Elisabeth BORNE sera-t-elle vraiment la ministre des trottinettes?

On l’attendait sur la loi d’orientation des mobilités avec le volet financement des infrastructures, le fond dédié au vélo, les péages urbains ou le retour de la vignette… c’est peut-être finalement avec les trottinettes qu’Elisabeth BORNE marquera les esprits.

Dans l’hémicycle le 23 octobre, la ministre a en effet annoncé la création d’une nouvelle catégorie de véhicules dans le code de la route pour les nouveaux engins de mobilité électrique, tels les gyropodes, les trottinettes… ce qui lui a valu le surnom – un brin moqueur – de « ministre des trottinettes ». Encadrer ces engins n’est pourtant pas une mauvaise idée. C’est même demandé depuis des mois par les associations de piétons et les représentants de compagnies d’assurances. Depuis le début de l’été, ces nouveaux engins de mobilités ont en effet pris possession et nos routes et de nos rues, sans distinction claire entre trottoir et voirie et dans un certain vide juridique.

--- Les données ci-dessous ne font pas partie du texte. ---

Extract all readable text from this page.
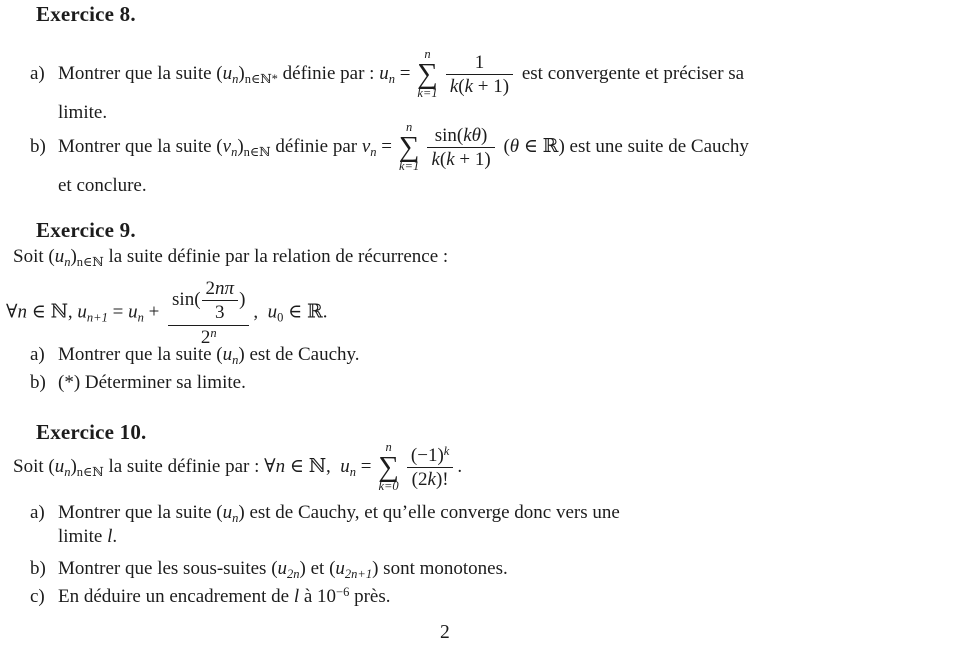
Exercice 8.
a) Montrer que la suite $(u_n)_{n\in ℕ*}$ définie par : $u_n$ =
n
∑
$k=1 \frac{1}{k(k + 1)}$ est convergente et préciser sa
limite.
b) Montrer que la suite $(v_n)_{n\in ℕ}$ définie par $v_n$ =
n
∑
$k=1 \frac{\sin(k\theta)}{k(k + 1)} (\theta$ ∈ ℝ) est une suite de Cauchy
et conclure.
Exercice 9.
Soit $(u_n)_{n\in ℕ}$ la suite définie par la relation de récurrence :
∀n ∈ ℕ, $u_{n+1} = u_n + \frac{\sin( \frac{2n\pi}{3} )}{2^n}$ ,  $u_0$ ∈ ℝ.
a) Montrer que la suite $(u_n)$ est de Cauchy.
b) (*) Déterminer sa limite.
Exercice 10.
Soit $(u_n)_{n\in ℕ}$ la suite définie par : ∀n ∈ ℕ,  $u_n$ =
n
∑
$k=0 \frac{(-1)^k}{(2k)!}$ .
a) Montrer que la suite $(u_n)$ est de Cauchy, et qu’elle converge donc vers une
limite l.
b) Montrer que les sous-suites $(u_{2n})$ et $(u_{2n+1})$ sont monotones.
c) En déduire un encadrement de l à $10^{-6}$ près.
2
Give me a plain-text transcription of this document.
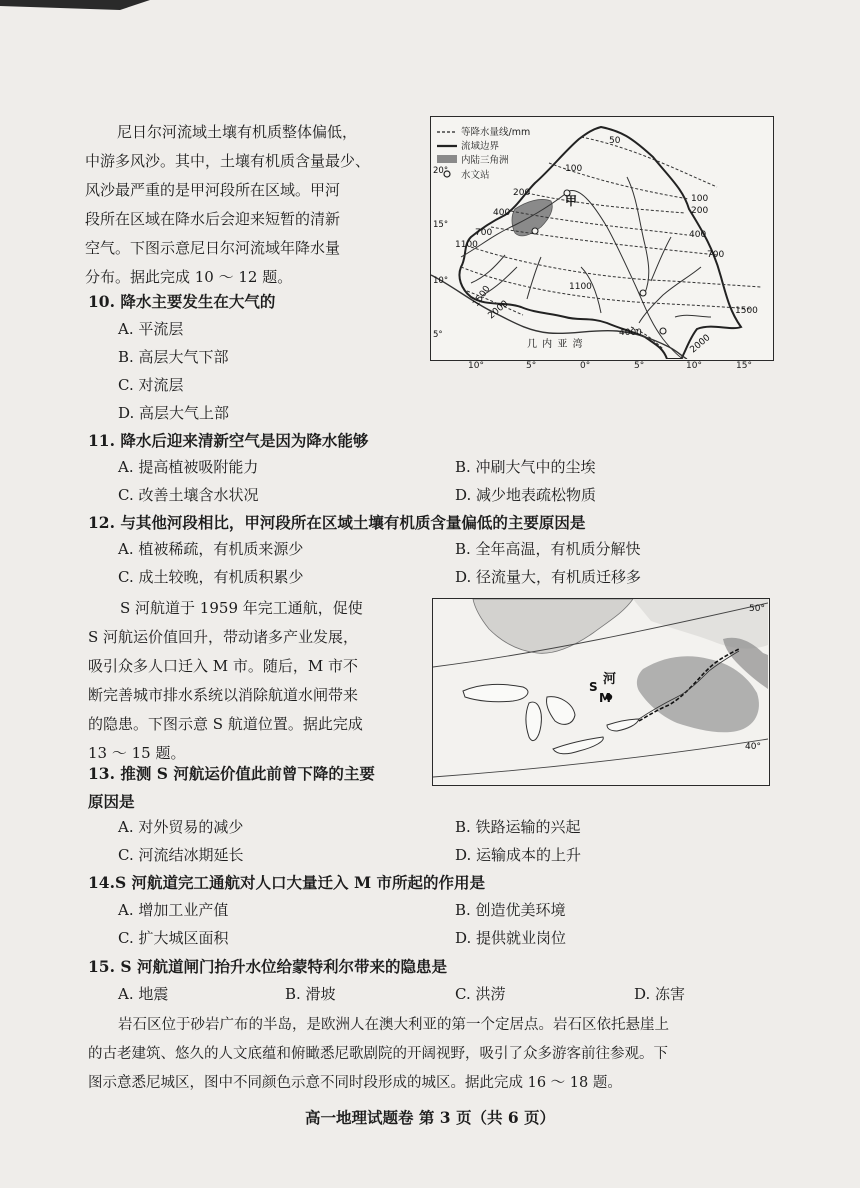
尼日尔河流域土壤有机质整体偏低，
中游多风沙。其中，土壤有机质含量最少、
风沙最严重的是甲河段所在区域。甲河
段所在区域在降水后会迎来短暂的清新
空气。下图示意尼日尔河流域年降水量
分布。据此完成 10 ～ 12 题。
等降水量线/mm
流域边界
内陆三角洲
水文站
50
100
200
400
700
1100
1500
2000
4000
100
200
400
700
1100
1500
2000
甲
几 内 亚 湾
20°
15°
10°
5°
10°	5°	0°	5°	10°	15°
10. 降水主要发生在大气的
A. 平流层
B. 高层大气下部
C. 对流层
D. 高层大气上部
11. 降水后迎来清新空气是因为降水能够
A. 提高植被吸附能力	B. 冲刷大气中的尘埃
C. 改善土壤含水状况	D. 减少地表疏松物质
12. 与其他河段相比，甲河段所在区域土壤有机质含量偏低的主要原因是
A. 植被稀疏，有机质来源少	B. 全年高温，有机质分解快
C. 成土较晚，有机质积累少	D. 径流量大，有机质迁移多
S 河航道于 1959 年完工通航，促使
S 河航运价值回升，带动诸多产业发展，
吸引众多人口迁入 M 市。随后，M 市不
断完善城市排水系统以消除航道水闸带来
的隐患。下图示意 S 航道位置。据此完成
13 ～ 15 题。
S
M
河
50°
40°
13. 推测 S 河航运价值此前曾下降的主要
原因是
A. 对外贸易的减少	B. 铁路运输的兴起
C. 河流结冰期延长	D. 运输成本的上升
14.S 河航道完工通航对人口大量迁入 M 市所起的作用是
A. 增加工业产值	B. 创造优美环境
C. 扩大城区面积	D. 提供就业岗位
15. S 河航道闸门抬升水位给蒙特利尔带来的隐患是
A. 地震	B. 滑坡	C. 洪涝	D. 冻害
岩石区位于砂岩广布的半岛，是欧洲人在澳大利亚的第一个定居点。岩石区依托悬崖上
的古老建筑、悠久的人文底蕴和俯瞰悉尼歌剧院的开阔视野，吸引了众多游客前往参观。下
图示意悉尼城区，图中不同颜色示意不同时段形成的城区。据此完成 16 ～ 18 题。
高一地理试题卷 第 3 页（共 6 页）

S’ils sont évidemment vecteurs de progrès en termes de mobilité (c’est une solution nouvelle apportant davantage de rapidité et d’agilité), ils posent problème car s’insèrent dans un système existant. Dans certaines villes comme à Paris, la circulation est déjà rendue difficile par une grande densité de véhicules et un respect du code de la route relatif. Avec de nouveaux engins non régulés, la situation pourrait encore empirer (les accidents ayant augmenté de 23% entre 2016 et 2017). Heureusement, la ministre a pris le problème à bras le corps, et devrait consacrer une partie de sa grand loi mobilités (la LOM, attendue depuis presqu’un an) à l’encadrement de ces NVEI (« nouveaux véhicules électriques individuels »).

Au programme, un chapitre sur le « free-floating » auquel ces « nouvelles solutions de mobilité » sont souvent associées. Il est en effet rare qu’un système de trottinettes électriques n’aille pas de pair avec son application numérique permettant aux utilisateurs d’emprunter et de déposer leur appareil sans borne d’attache. Révolution dans la ville, le free-floating est pourtant rapidement devenu problématique en ce que les appareils encombrent parfois les trottoirs, empiètent sur la voirie… Le texte devrait normalement y apporter des réponses (en limitant quantitativement ou temporellement leur exploitation ?).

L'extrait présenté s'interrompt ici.